Saturday, April 24, 2010

United and Continental in Merger Talks

The merger that has been predicted for long time appears to be closer than ever to fruition. It is being reported that Chicago-based United is in merger discussions with Continental Airlines, based in Houston, Texas. The surviving company would be called United and headquartered in Chicago. This has come about after merger discussions between United and US Airways recently fell apart, as discussed in this Hat Trick post.

This could be an interesting merger. Both Continental and United have attempted to distinguish themselves as premium global airlines, with Continental known for their good customer service. This would be a good combination compared with US Airways, a company not known for its stellar relationships with customers. Continental and United have also formed a close partnership since Continental joined the Star Alliance last fall including providing complimentary upgrades to elite status customers, an arrangement that Continental previously had with its Sky Team alliance partner Northwest (now Delta). While United and US Airways have been Star Alliance partners for several years they have never extended upgrade benefits to each other's elites.

The Hat Trick has some thoughts on this potential merger, both positive and negative, so let's take a look at this merger.

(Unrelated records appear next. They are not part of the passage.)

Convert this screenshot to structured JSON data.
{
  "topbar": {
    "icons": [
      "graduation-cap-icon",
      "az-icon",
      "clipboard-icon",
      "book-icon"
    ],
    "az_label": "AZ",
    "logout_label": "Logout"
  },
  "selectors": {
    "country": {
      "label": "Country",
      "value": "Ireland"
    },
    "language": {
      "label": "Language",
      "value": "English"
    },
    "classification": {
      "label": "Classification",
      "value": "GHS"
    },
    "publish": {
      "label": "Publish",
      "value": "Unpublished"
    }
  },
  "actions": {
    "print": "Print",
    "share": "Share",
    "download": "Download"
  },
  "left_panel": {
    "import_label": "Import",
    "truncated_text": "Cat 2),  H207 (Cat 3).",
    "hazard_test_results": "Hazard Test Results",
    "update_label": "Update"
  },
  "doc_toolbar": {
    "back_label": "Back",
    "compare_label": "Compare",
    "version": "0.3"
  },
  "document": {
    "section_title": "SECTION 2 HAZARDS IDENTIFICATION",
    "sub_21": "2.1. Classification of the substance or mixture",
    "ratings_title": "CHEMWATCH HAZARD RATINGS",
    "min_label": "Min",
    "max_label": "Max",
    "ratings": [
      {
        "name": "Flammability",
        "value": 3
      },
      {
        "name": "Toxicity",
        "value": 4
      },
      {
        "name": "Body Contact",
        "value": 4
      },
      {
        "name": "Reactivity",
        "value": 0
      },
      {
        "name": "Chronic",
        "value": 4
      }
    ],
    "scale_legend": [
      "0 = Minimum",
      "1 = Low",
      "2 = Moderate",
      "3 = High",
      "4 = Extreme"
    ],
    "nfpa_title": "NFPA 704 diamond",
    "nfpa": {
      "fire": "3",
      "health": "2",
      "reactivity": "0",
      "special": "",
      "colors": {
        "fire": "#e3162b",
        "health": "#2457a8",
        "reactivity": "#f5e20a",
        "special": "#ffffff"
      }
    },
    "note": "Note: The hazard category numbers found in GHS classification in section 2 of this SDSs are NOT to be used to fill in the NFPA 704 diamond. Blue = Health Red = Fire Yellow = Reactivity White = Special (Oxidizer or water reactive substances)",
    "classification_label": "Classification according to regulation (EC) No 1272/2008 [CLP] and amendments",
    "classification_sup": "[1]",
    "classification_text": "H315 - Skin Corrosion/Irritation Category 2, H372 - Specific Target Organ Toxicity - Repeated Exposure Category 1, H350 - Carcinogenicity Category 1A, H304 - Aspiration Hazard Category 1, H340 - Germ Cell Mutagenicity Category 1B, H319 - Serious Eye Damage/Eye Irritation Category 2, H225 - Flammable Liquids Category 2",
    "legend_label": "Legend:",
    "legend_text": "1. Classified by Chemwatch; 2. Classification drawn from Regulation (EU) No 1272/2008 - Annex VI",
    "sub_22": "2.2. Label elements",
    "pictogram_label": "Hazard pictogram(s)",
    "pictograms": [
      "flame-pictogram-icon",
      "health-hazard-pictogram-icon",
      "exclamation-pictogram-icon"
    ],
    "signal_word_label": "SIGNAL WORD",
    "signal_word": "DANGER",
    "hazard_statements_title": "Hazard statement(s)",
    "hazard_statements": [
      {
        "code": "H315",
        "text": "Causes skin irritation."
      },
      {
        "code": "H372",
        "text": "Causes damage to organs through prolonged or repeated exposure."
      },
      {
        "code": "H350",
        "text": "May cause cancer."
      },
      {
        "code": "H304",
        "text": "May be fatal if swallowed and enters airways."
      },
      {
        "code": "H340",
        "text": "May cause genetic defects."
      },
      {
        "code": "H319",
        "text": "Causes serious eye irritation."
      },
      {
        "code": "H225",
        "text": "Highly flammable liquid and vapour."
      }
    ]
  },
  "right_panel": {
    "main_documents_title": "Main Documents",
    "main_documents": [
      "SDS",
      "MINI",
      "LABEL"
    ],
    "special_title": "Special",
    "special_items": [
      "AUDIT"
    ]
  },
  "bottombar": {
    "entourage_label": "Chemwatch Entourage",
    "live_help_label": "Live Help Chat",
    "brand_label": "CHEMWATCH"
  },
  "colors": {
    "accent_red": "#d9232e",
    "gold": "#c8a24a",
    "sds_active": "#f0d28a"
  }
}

  1. Overall Network: Both airlines have a global network, including solid coverage in both Europe and Asia. Continental is stronger in Europe, United stronger in Asia.
  2. Domestic Network/Hubs: United and Continental both have strong domestic networks with coverage on the West Coast, Midwest, South and the East Coast. United has hubs at Chicago O'Hare (ORD), Denver (DEN) and Washington Dulles (IAD) as well as focus cities at Los Angeles International (LAX) and San Francisco International (SFO). Continental has hubs at Newark Liberty International (EWR), Houston Intercontinental (IAH), Cleveland Hopkins International (CLE) and Guam (GUM) where Continental Micronesia is headquartered.
  3. Newark Hub: The Newark hub has a strong hold on the New York City market and a strong gateway to Europe.
  4. Product: Continental has a strong in-flight product and United's is not terribly far behind Continental's.


  1. Competition: it's never great when you lose a competitor. Airlines always make the case that consolidation is consumer-friendly but it generally works the other way. Cities in the Midwest and some cities in the West could see higher fares as a result of a combined United-Continental.
  2. Labor Issues: United hasn't exactly had the best labor relations whereas Continental has pretty good labor relations with its workforce over the years.
  3. Fleet Commonality: United has designated the Airbus 319 and 320 as its primary domestic workhorse after retiring the 737-300/500 fleet last year (as well as assigning a lot of this flying to their regional affiliates). Continental is all Boeing, all the time. Their only crossover aircraft is the 757-200/777-200 but I believe they operate different engines on these jets and I believe Continental has more ETOPS jets.
  4. Cleveland Hub: If you live in or travel to Cleveland Hopkins like the Hat Trick (my mother lives in the Cleveland area) then you can expect to lose your hub status. This would be a blow for the city even though Cleveland has experienced a serious decrease in Continental flying over the past few years, particularly with the loss of mainline flying.

These are just some initial thoughts on this potential merger. We'll see where it goes and what type of response, if any, you will see from both companies' competitors, notably American. Could be some interesting times ahead!